When I was in high school, I looked at the upper-middle-class adults in my surroundings and was confused. While doing much better than average financially, many were clearly unhappy. At the same time, I had done enough traveling to know that there were many people in the world with far less who lived with a joy that was unheard of in my neighborhood.

Thus began a research project that's still ongoing: How do money and happiness interact? In the end, I've come down to one very simple conclusion: Money never adds to your upside to long-term happiness, but it can -- if used wisely -- cut down on your downside to misery.

Picture of a coffee cup sitting next to a napkin with different aspects of life written on it.

Image source: Getty Images.

Here are the five fascinating facts that back this up.

1. Once you hit $75,000, there are significantly diminished returns.

Daniel Kahneman is one of the most important psychology figures of our time. The Nobel prize-winning researcher has demonstrated myriad ways that we fool ourselves. One of the key ones is that we're terrible at predicting what will make us happy in the future.

Using this as his starting point, he and other researchers at Princeton set out to discover at what level there started to be diminishing returns for happiness. His subject set were Americans -- an admittedly wide bunch -- but what he found made waves: Once a household has at least $75,000 in annual income, additional money flowing in was a pretty poor predictor of day-to-day satisfaction with life.

The results were immediately applied to the real world. Gravity Payments, based out of Seattle, immediately changed its compensation structure. Every employee would get a base salary of $70,000, effective immediately. According to reviews on Glassdoor, that experiment seems to be working.

2. It depends on where you live.

Seeking to expand upon Kahneman's original research, Gallup wanted to know if the threshold changed based upon where one lived. Obviously, a New York City rent payer is going to need more than a rural Iowa college graduate to make ends meet. Here's how that original base rate changed depending on where you lived.

A map showing the plateau in satisfaction from income by region.

Data source: Gallup.

The results were somewhat surprising, especially because the "East North Central" had the highest plateau mark, and yet it's not a terribly expensive place to live. Perhaps it's because many adult residents still have an acute memory of the Rust Belt disintegration, and they need a higher threshold of money to negate their fears for the future.

3. Money doesn't add happiness, it reduces sadness.

Recently, a research team from Michigan State and the University of British Columbia clarified the role of money in happiness even further. They found that money doesn't really ever add happiness -- it just reduces the amount of sadness that we might have.

Often, we think of happiness and sadness existing on the same continuum, but that may not be the case. They might be entirely separate.

When you're worried about feeding your family, whether or not the heat will get shut off in the middle of winter, or are hounded by debt collectors, chronic stress sets in. That stress makes it impossible to focus on any of the things that make us happy.

Having a little extra cash can help alleviate that stress. While it doesn't make us happier over the long run, per se, it reduces our sadness.

4. So what does make us happy?

The most interesting research I've found on this topic has come from Sonja Lyubomirsky of the University of Southern California. In her book, The How of Happiness, she proposes that there are three basic components to happiness: genetics, our life circumstances, and our intentional activities.

Data source: The How of Happiness.

We obviously have no control over genetics. But our culture reinforces the notion that changing life circumstances -- getting a promotion, buying a new house, etc. -- are the most powerful ways of changing our internal state of contentment.

Not so, says Lyubomirsky.

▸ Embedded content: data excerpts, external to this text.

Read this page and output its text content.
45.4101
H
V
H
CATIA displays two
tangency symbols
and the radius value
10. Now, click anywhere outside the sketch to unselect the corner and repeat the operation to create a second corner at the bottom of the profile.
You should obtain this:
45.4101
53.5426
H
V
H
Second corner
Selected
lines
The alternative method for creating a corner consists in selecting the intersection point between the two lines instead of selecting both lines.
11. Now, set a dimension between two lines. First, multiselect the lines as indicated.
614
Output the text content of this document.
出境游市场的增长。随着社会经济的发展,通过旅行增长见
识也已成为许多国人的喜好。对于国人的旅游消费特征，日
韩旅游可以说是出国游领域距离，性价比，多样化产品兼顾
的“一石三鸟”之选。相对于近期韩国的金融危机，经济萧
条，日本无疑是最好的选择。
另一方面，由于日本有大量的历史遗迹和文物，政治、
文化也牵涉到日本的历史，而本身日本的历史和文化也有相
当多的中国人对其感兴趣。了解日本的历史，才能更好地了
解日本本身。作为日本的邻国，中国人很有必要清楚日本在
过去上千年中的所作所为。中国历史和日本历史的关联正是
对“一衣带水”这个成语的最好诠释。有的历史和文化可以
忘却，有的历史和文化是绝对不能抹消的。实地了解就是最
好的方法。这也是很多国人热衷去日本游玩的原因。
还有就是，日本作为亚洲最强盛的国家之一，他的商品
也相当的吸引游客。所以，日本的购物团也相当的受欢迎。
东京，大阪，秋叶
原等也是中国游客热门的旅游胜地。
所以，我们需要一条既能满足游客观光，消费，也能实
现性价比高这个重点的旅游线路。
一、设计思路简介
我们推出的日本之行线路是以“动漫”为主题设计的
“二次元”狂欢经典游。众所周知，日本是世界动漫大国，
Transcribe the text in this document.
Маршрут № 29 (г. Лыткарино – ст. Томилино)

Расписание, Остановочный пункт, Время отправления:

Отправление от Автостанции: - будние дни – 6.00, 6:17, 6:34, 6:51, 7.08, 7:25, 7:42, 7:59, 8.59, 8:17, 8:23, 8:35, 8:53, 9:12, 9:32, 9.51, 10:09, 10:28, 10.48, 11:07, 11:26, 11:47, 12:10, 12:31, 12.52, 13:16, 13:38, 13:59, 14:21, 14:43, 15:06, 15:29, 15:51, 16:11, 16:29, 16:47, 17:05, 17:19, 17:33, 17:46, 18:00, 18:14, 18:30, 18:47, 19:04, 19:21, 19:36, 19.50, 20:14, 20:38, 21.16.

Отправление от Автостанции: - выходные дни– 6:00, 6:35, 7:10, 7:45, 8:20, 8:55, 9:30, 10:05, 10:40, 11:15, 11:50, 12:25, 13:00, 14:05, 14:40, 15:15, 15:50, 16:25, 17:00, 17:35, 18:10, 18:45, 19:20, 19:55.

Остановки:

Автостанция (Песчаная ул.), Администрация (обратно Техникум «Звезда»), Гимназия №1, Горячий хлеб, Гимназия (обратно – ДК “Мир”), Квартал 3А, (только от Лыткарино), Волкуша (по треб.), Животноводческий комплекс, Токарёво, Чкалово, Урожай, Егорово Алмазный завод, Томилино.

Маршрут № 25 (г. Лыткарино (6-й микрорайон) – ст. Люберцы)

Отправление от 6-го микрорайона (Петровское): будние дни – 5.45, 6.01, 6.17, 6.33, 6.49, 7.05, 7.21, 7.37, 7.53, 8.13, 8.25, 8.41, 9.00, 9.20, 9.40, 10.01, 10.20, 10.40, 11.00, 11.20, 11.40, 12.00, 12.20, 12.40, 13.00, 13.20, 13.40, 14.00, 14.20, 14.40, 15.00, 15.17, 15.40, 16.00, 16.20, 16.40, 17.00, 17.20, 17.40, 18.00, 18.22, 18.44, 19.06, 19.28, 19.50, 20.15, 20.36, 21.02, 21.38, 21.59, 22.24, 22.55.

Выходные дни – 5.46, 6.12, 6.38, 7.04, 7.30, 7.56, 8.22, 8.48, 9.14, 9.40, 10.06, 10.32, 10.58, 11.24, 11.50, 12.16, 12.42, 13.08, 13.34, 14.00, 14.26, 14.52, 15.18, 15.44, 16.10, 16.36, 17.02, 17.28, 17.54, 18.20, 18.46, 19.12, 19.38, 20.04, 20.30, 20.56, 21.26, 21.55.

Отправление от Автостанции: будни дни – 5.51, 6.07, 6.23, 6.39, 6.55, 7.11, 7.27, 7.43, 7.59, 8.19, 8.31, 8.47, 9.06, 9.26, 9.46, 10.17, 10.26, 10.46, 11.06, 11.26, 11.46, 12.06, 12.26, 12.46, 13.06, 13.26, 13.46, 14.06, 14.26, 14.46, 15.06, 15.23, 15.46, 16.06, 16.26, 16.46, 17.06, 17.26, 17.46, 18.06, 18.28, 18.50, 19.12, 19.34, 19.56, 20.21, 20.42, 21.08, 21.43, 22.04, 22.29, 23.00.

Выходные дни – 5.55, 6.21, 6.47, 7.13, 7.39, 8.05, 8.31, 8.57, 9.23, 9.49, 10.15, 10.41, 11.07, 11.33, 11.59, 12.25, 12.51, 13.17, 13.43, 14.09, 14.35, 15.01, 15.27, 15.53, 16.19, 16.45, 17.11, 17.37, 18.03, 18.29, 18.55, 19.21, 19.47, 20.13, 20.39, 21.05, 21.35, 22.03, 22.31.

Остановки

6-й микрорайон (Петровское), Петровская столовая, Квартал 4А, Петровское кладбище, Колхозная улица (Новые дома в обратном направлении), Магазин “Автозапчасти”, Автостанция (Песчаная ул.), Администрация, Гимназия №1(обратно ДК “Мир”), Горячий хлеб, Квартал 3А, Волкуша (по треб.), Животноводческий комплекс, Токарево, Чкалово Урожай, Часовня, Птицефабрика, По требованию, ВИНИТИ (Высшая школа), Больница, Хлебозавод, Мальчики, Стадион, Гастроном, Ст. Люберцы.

In fact, it's largely how we react to life circumstances that determines our happiness... by a factor of 4 to 1! Lyubomirsky has a laundry list of activities to help us improve this large slice of our life, but they boil down to six simple suggestions:

  • Invest in personal relationships
  • Commit to meaningful goals
  • Take care of your body and soul
  • Live in the present
  • Practice gratitude and positive thinking
  • Learn coping strategies

5. The wise have only one real financial goal, and it's not what you think.

In a landmark 1972 paper, Marshall Sahlins proposed that, instead of living on the razor's edge of existence and extinction, many indigenous peoples of what we call the "Stone Ages" actually lived a life of incredible affluence.

There are two possible courses to affluence... The familiar conception... based on the concept of market economies -- states that man's wants are great [and]... his means are limited.

But there is also a Zen road to affluence, which states that human material wants are finite and few... Adopting the Zen strategy, a people can enjoy an unparalleled material plenty. 

More than 40 years later, former Motley Fool writer Morgan Housel came to a similar conclusion: The only sensible financial goal is freedom of time. Look at the list above -- investing in personal relationships, taking care of your body and soul, and committing to meaningful goals all require something: dedicated time set aside for such activities.

The next time you sit down and ask yourself why investing is worthwhile, acknowledge the appeal of our common goals -- a comfortable retirement, a new house, or pool out back -- and then take it a step further. Why not use the time that the extra money frees up to focus on what will really make you happy?